Mr. Morsi and Mr. Ahmadinejad discussed “developments in the regional 
arena,” including the war in Syria and “means of enhancing relations 
between Egypt and Iran,” according to Egypt’s state news agency. Mr. 
Ahmadinejad is in Egypt for a three-day visit to attend an Islamic summit.

Since becoming president in June as the candidate of the Muslim 
Brotherhood, Mr. Morsi has framed his approach to foreign policy, 
including the thaw with Iran, as an effort to chart a more independent 
course than that of his predecessor and to reassert Egypt’s historical 
regional leadership role. Mr. Morsi has also tried to place Egypt at the 
center of negotiations to end the crisis in Syria.

In August, in another historic first, Mr. Morsi traveled to Tehran for 
the summit of the Nonaligned Movement, a visit that was seen as helping 
to ease Iran’s international isolation.

Analysts say it is unlikely that Egypt and Iran will restore full ties, 
noting the pressure on Mr. Morsi to keep his distance from Iran, 
particularly from the United States and Egypt’s financial benefactors 
among the Persian Gulf monarchies.

During his visit to Tehran in August, Mr. Morsi embarrassed his hosts by 
delivering a stinging condemnation of their close ally, President Bashar 
al-Assad of Syria, to the delight of allies like Qatar and Saudi Arabia. 
In further deference to the Saudis, he omitted mention of the Shiite-led 
uprising against Bahrain’s Sunni monarchy.
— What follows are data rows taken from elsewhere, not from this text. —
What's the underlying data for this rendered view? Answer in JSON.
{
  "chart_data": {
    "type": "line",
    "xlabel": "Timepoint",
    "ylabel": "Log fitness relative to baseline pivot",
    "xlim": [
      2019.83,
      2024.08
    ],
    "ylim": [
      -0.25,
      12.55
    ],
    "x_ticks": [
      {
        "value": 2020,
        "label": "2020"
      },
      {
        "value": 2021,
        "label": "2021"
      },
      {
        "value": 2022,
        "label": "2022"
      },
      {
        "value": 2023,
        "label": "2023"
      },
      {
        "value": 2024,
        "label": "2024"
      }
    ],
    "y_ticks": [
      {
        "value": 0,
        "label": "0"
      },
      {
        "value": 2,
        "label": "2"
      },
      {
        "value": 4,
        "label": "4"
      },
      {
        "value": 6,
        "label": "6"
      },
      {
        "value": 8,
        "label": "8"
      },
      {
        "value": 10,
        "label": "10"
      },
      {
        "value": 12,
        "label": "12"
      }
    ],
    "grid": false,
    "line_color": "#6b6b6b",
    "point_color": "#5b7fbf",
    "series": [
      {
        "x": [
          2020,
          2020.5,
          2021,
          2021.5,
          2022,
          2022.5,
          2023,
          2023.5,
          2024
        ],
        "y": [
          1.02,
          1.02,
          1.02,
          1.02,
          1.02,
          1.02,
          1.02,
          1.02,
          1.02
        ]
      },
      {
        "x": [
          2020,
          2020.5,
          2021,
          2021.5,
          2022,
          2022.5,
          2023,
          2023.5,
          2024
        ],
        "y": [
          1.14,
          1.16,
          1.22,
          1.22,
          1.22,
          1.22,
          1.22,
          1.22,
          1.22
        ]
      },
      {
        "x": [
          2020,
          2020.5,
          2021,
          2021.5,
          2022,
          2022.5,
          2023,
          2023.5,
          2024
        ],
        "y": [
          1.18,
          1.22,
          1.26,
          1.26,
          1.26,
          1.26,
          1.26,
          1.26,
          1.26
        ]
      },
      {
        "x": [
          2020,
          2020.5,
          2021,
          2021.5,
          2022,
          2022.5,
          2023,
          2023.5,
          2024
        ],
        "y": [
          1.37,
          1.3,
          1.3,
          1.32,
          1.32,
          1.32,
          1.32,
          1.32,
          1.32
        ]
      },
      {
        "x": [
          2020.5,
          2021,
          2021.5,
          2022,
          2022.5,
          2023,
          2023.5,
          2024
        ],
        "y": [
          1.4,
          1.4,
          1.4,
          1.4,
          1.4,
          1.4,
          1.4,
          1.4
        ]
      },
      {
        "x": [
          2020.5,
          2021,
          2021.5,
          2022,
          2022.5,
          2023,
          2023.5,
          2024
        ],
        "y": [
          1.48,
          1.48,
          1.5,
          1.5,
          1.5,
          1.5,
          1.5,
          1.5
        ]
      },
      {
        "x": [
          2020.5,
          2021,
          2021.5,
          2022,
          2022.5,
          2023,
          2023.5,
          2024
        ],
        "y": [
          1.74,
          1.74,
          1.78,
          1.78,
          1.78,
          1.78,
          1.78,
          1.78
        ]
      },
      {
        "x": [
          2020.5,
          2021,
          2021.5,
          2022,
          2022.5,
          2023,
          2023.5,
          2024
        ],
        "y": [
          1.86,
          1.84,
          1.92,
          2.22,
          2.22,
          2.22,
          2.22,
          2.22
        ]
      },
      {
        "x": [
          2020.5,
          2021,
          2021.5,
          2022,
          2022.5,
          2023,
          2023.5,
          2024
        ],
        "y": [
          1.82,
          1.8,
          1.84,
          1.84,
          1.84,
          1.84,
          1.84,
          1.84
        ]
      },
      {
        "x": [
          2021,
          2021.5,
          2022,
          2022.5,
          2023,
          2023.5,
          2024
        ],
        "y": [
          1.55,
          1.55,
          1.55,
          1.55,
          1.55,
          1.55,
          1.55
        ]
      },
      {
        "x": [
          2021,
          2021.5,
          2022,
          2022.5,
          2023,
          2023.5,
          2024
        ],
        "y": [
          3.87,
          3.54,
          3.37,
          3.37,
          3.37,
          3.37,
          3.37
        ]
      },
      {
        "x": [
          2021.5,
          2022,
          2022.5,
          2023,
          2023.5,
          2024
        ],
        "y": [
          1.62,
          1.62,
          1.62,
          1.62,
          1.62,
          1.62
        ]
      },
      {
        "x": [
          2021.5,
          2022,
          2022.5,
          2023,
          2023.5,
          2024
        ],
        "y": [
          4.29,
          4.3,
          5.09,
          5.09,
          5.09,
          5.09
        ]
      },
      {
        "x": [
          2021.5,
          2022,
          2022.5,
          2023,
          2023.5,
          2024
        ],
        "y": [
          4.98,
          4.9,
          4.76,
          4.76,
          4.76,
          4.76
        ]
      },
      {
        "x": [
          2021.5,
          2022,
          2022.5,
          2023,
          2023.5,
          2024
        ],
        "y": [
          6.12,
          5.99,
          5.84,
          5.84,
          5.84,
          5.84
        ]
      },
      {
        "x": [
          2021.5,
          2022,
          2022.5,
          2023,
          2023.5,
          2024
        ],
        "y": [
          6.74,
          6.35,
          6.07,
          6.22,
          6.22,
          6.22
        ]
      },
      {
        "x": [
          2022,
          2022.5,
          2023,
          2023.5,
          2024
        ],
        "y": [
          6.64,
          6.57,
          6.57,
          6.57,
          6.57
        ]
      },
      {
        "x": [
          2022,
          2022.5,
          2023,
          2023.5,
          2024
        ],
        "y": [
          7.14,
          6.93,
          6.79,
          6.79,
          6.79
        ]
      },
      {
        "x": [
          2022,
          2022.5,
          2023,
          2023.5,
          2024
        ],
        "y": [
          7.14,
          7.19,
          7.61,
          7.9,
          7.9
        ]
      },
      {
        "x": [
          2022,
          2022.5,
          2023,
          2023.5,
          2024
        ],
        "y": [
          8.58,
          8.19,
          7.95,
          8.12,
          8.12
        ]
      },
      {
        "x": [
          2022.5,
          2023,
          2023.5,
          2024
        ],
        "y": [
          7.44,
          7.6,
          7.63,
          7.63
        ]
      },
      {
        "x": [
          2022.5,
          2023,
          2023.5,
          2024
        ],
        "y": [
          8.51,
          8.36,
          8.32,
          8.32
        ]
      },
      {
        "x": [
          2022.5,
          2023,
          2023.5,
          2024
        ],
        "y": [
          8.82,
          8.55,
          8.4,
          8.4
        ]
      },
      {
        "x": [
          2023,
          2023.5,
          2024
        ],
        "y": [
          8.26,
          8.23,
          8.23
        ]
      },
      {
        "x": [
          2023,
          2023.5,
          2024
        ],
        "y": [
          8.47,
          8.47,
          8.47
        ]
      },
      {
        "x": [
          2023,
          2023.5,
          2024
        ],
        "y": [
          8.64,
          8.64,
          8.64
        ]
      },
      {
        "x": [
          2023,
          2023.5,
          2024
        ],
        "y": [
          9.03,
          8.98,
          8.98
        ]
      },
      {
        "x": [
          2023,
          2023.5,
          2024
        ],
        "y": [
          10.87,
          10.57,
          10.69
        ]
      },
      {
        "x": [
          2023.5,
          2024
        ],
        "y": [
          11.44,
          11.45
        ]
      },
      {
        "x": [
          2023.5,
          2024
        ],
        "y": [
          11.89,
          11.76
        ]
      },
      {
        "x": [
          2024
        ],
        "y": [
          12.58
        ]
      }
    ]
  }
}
On Tuesday, Egypt’s foreign minister sought to deliver further 
reassurances, saying “the security of the Gulf states is the security of 
Egypt,” according the state news agency.

In Cairo, the Iranian foreign minister, Ali Akbar Salehi said on Tuesday 
that the relationship with Egypt was “gradually improving,” according to 
Reuters. “We have to be a little patient,” he said.

Kareem Fahim reported from Cairo and Thomas Erdbrink from Tehran.